Modeling our proof-of-concept game after Pong greatly simplified the programming and eliminated the need to design a new game from scratch. Further, because nearly everyone is already familiar with the basics of Pong, the players, spectators, and researchers could all focus on the new dynamic we had put in place.

Check out that spectator sending out his vibes

We created several versions of our Pong variant where spectator involvement variously affected paddle size, ball size, and introduced a second ball. We’ve observed social effects ranging from players trying to soothe spectators to spectators actively antagonizing players.

My advisor recently delivered a keynote address at the Project Horseshoe conference on the topic of designing for social effects in games. She debuted our early work during her keynote and was able to let the attendees play our Brain Pong demonstration game for themselves (they really liked it).

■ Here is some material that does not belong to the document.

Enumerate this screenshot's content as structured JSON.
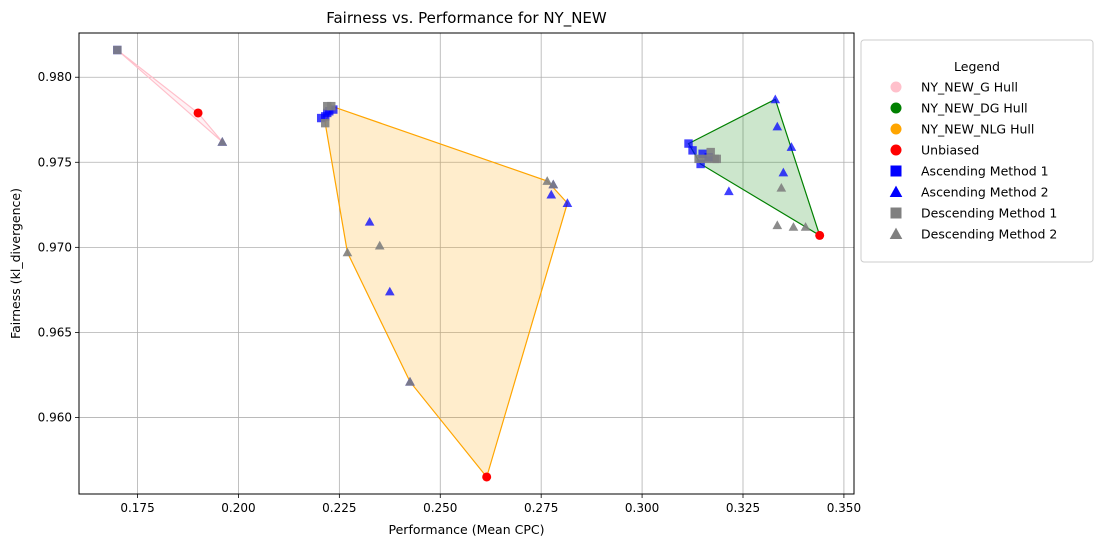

From here, our next steps are to create a much larger game that better exploits spectator effects and to conduct — and hopefully publish — research on the resulting social effects of the gameplay.

Smartypants Addendum:
A Framework for Interrelation of Game Effects & Social Effects

Early work in systematizing social effects and game effects among players and spectators in video games

Early work in systematizing social effects and game effects among players and spectators in video games

 

The vertical axis captures the role within a game setting an individual can take on, ranging from a full player to a full spectator to somewhere in between. By game setting I am referring to the game environment itself plus the social environment around it.

The horizontal axis captures what kind of effect an individual has on the game itself. Direct input refers to an isomorphic mapping between an individual's input and a change in the game. Indirect input refers to causing a change in the game but via some influencer conduit.

The numbered quadrants are the conceptual spaces that describe various game designs in the interrelation of game effects and social effects.

In Quadrant 1 a player's intent directly maps to game input and resulting effects. Any social effects are incidental rather than intentional on the part of the designers.

In Quadrant 2 a player influences the game by their interaction with other players whether via a multi-player game mechanic or a communication side channel (e.g. audio headsets or text-based chat). These effects are designed social features.

In Quadrant 3 the game could be single player or multi-player but is designed to engage the attention and influence of spectators in the larger social space. Party / dancing games are an example here.

In Quadrant 4 the game is directly influenced by the players and spectators. Here we find situated our idea of using BCIs worn by spectators to alter the game environment or alter the abilities of the player. Of course, even various patterns in pressing a single button by a spectator could also achieve a direct effect through spectating.

Note that the progression from Quadrant 1 to Quadrant 4 loosely maps to history. The earliest games were in Quadrant 1 while Quadrant 3 is far more recent (and could still certainly be developed much further). Quadrant 4 represents the future and bleeding edge of only what's been envisioned at this point.